Never More

The death of a hometown antihero: Ann Powers reports from Seattle on the suicide of Kurt Cobain

In our century, "fame kills" is almost a mantra; add Cobain's name to the pantheon and sign him up for a page in Hollywood Babylon. But it's hard, especially in a hometown, to pinpoint the moment when a star like Cobain slips into that nether realm, becomes flat and reproducible, something read instead of someone known. And Cobain spent his short career pulling away from this transformation, jumbling his statements, turning his back. For most stars, even the tragic ones, the transformation magnifies; for Cobain, it worked as erasure. His death can be viewed as the final step on a chain of denials that are echoed in the story of his adopted town, his scene, his generation, every one radically unwilling to speak for itself. So it's no surprise that in the days following Cobain's death, nobody emerges to speak for them. Even the journalists hesitate in the face of such grief-benumbed wordlessness.


"It's a much different thing here, with the rock scene," says Sub Pop publicist and former Nirvana fan club head Nils Bernstein about the process of mourning. "It's one thing to suffer these losses on your own, and another to do it with MTV in your face. People who didn't know Kurt feel like they did. His death is an ongoing event."

Bernstein, who holds to the Sub Pop view that Cobain was "suicidal forever," is tired and would like to retreat to Linda's Tavern and drink a Red Hook with a tight circle of friends. But in a painful coincidence, this is the Saturday long since scheduled as the date of Sub Pop's sixth anniversary party. "Yesterday, everyone was pretty dazed," he says. "Everyone just got drunk." They'll do the same tonight at the Crocodile Café, at a party that becomes a wake in a sideways manner well after the camera crews have abandoned their positions outside the windows: no speeches, no photographs held aloft, just old buddies getting around to the subject gradually.

"There was a great vibe there," says Warnick the next day. "It would always come into the conversation, but everyone was very respectful of everyone else. It was really insulated very well." Warnick's right—the party felt better by far than any other moment in the weekend following Cobain's death. For a semi-outsider like me, born and raised in Seattle but now a decade gone, it felt like a welcome earned by my willingness to be cool. Scott McCaughey of the Young Fresh Fellows, Jonathan Poneman from Sub Pop, Warnick's husband Ken Stringfellow of the Posies, and numerous other band members, label types, and writers—all would smile, give a brief hug, murmur, "Weird day, isn't it?" and move on to more manageable subjects.

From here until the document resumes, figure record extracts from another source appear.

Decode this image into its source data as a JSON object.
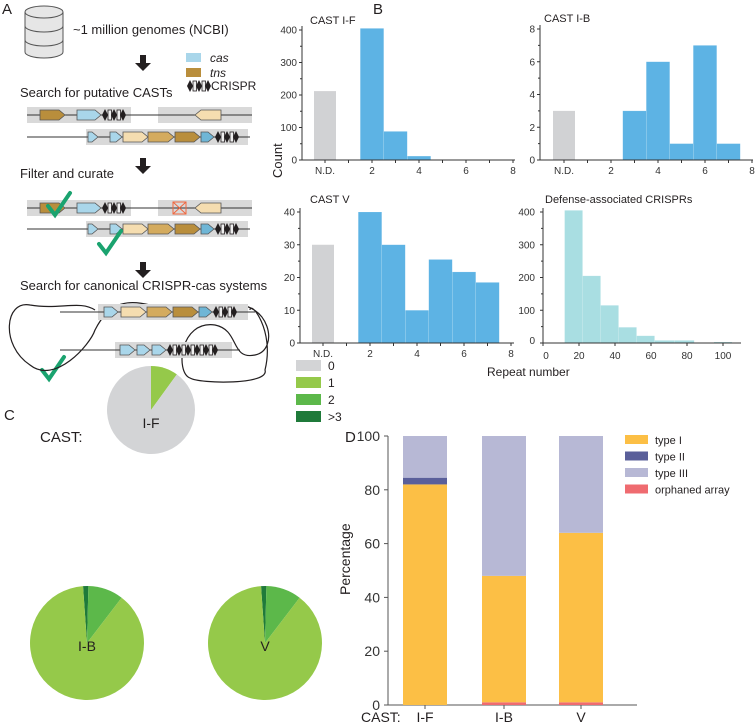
{
  "panels": {
    "a": "A",
    "b": "B",
    "c": "C",
    "d": "D"
  },
  "diagram": {
    "genomes_label": "~1 million genomes (NCBI)",
    "legend": {
      "cas": "cas",
      "tns": "tns",
      "crispr": "CRISPR"
    },
    "step1": "Search for putative CASTs",
    "step2": "Filter and curate",
    "step3": "Search for canonical CRISPR-cas systems"
  },
  "colors": {
    "nd": "#d1d2d4",
    "hist": "#5db3e4",
    "defense": "#a9dee2",
    "cas": "#a9d6ea",
    "tns": "#b98e3c",
    "tns_light": "#f5ddb0",
    "tns_mid": "#d4ab5e",
    "check": "#1aa36f",
    "cross": "#f0673f"
  },
  "chart_data": [
    {
      "type": "bar",
      "id": "cast-if",
      "title": "CAST I-F",
      "ylim": [
        0,
        400
      ],
      "yticks": [
        "0",
        "100",
        "200",
        "300",
        "400"
      ],
      "xticks": [
        "N.D.",
        "2",
        "4",
        "6",
        "8"
      ],
      "xlim": [
        0,
        8
      ],
      "nd": 212,
      "bins": [
        {
          "x": 2,
          "count": 405
        },
        {
          "x": 3,
          "count": 88
        },
        {
          "x": 4,
          "count": 12
        }
      ]
    },
    {
      "type": "bar",
      "id": "cast-ib",
      "title": "CAST I-B",
      "ylim": [
        0,
        8
      ],
      "yticks": [
        "0",
        "2",
        "4",
        "6",
        "8"
      ],
      "xticks": [
        "N.D.",
        "2",
        "4",
        "6",
        "8"
      ],
      "xlim": [
        0,
        8
      ],
      "nd": 3,
      "bins": [
        {
          "x": 3,
          "count": 3
        },
        {
          "x": 4,
          "count": 6
        },
        {
          "x": 5,
          "count": 1
        },
        {
          "x": 6,
          "count": 7
        },
        {
          "x": 7,
          "count": 1
        }
      ]
    },
    {
      "type": "bar",
      "id": "cast-v",
      "title": "CAST V",
      "ylim": [
        0,
        40
      ],
      "yticks": [
        "0",
        "10",
        "20",
        "30",
        "40"
      ],
      "xticks": [
        "N.D.",
        "2",
        "4",
        "6",
        "8"
      ],
      "xlim": [
        0,
        8
      ],
      "nd": 30,
      "bins": [
        {
          "x": 2,
          "count": 40
        },
        {
          "x": 3,
          "count": 30
        },
        {
          "x": 4,
          "count": 10
        },
        {
          "x": 5,
          "count": 25.5
        },
        {
          "x": 6,
          "count": 21.7
        },
        {
          "x": 7,
          "count": 18.5
        }
      ]
    },
    {
      "type": "bar",
      "id": "defense",
      "title": "Defense-associated CRISPRs",
      "ylim": [
        0,
        400
      ],
      "yticks": [
        "0",
        "100",
        "200",
        "300",
        "400"
      ],
      "xticks": [
        "0",
        "20",
        "40",
        "60",
        "80",
        "100"
      ],
      "xlim": [
        0,
        105
      ],
      "bins": [
        {
          "start": 12,
          "end": 22,
          "count": 405
        },
        {
          "start": 22,
          "end": 32,
          "count": 205
        },
        {
          "start": 32,
          "end": 42,
          "count": 115
        },
        {
          "start": 42,
          "end": 52,
          "count": 48
        },
        {
          "start": 52,
          "end": 62,
          "count": 22
        },
        {
          "start": 62,
          "end": 73,
          "count": 8
        },
        {
          "start": 73,
          "end": 84,
          "count": 8
        },
        {
          "start": 95,
          "end": 105,
          "count": 3
        }
      ]
    },
    {
      "type": "pie",
      "id": "pies",
      "prefix": "CAST:",
      "legend": [
        {
          "label": "0",
          "color": "#d3d4d6"
        },
        {
          "label": "1",
          "color": "#95c94a"
        },
        {
          "label": "2",
          "color": "#5cb84a"
        },
        {
          "label": ">3",
          "color": "#1f7a3a"
        }
      ],
      "pies": [
        {
          "name": "I-F",
          "values": {
            "0": 90,
            "1": 10,
            "2": 0,
            ">3": 0
          }
        },
        {
          "name": "I-B",
          "values": {
            "0": 0,
            "1": 88.5,
            "2": 10,
            ">3": 1.5
          }
        },
        {
          "name": "V",
          "values": {
            "0": 0,
            "1": 88.5,
            "2": 10,
            ">3": 1.5
          }
        }
      ]
    },
    {
      "type": "bar",
      "id": "stacked",
      "stacked": true,
      "ylabel": "Percentage",
      "xprefix": "CAST:",
      "ylim": [
        0,
        100
      ],
      "yticks": [
        "0",
        "20",
        "40",
        "60",
        "80",
        "100"
      ],
      "categories": [
        "I-F",
        "I-B",
        "V"
      ],
      "series": [
        {
          "name": "orphaned array",
          "color": "#ef6b70",
          "values": [
            0,
            1,
            1
          ]
        },
        {
          "name": "type I",
          "color": "#fcbf45",
          "values": [
            82,
            47,
            63
          ]
        },
        {
          "name": "type II",
          "color": "#5a5f9a",
          "values": [
            2.5,
            0,
            0
          ]
        },
        {
          "name": "type III",
          "color": "#b7b8d5",
          "values": [
            15.5,
            52,
            36
          ]
        }
      ],
      "legend_order": [
        "type I",
        "type II",
        "type III",
        "orphaned array"
      ]
    }
  ],
  "axes": {
    "count_label": "Count",
    "repeat_label": "Repeat number"
  }
}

The jovial skepticism, downing another microbrew and telling a joke rather than analyzing or grieving too obviously, was pure Seattle. Native Northwesterners cultivate this say-no-more attitude, the roots of which I always identify in the historic drive toward seclusion that pushed the area's pioneers across the map. It's not the rain—it's the mountains. A full, snow-capped range on either side of the municipal area. They hold us in.

Seattle's indie-rock scene reenacts, on a smaller level, the balancing act inherent in every Northwest community, whether as big as Seattle or as small as Cobain's native Aberdeen, between the interdependency of an isolated group and solitary individuals' preference for total self-reliance. "It's a really tight community," says one local scenester, "but when it comes right down to it, I'm not sure how much people will help each other." Her words make me think about the phrase that I've come to consider Kurt Cobain's motto, from "Radio Friendly Unit Shifter": "Hate, hate your enemies, save, save your friends." This phrase means to build a fortress around a group of like-minded people; the problems come when you find yourself at odds with your friends and thrown into contact with strangers who may or may not be enemies (and if you fear the world it's very hard to tell).

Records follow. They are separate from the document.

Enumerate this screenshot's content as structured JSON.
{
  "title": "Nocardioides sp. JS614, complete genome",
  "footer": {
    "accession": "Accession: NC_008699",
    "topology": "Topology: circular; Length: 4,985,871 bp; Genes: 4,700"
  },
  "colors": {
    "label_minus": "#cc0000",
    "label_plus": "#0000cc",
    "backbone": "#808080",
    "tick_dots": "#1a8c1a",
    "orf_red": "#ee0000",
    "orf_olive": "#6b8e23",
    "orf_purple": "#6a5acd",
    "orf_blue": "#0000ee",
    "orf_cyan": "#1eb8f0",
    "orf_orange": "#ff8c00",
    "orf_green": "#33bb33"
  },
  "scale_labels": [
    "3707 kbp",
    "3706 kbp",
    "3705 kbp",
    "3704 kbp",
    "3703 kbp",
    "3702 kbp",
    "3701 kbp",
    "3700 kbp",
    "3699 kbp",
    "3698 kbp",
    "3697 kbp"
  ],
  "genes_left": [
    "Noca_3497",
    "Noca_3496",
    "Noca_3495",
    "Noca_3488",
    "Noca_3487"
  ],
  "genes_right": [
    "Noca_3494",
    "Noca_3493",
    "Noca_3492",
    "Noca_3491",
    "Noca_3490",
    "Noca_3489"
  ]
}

The Northwest's growth over the past decade, attributable partly to rock's ascendancy but mostly to the encroachment of Microsoft and other software companies, has shifted the area's balance. It's become a mecca for the young, the affluent, a forest of espresso stands and specialty boutiques. Yet at heart, it remains a company town—Cobain's death was bumped off the top of the news Saturday morning by the unveiling of Boeing's newest jet, the 777. And it retains a working-class suspicion of pretense and opportunism that's shared by the musicians and even the businesspeople who dominate Seattle's rock world. So they find a way to stand outside themselves, as if all this success wasn't happening to them, almost as if they don't want it.

"People don't let each other cross over the line, away from reality," says Ken Stringfellow, whose own fine band, the Posies, embraces pop and polish much more readily than most Seattle acts. "What makes Nirvana interesting is that they didn't have to be unrealistic to be extraordinary." Later, though, he admits that the dichotomies don't always work out so neatly. "Sometimes people's skepticism overwhelms them, and they can't enjoy what's happened."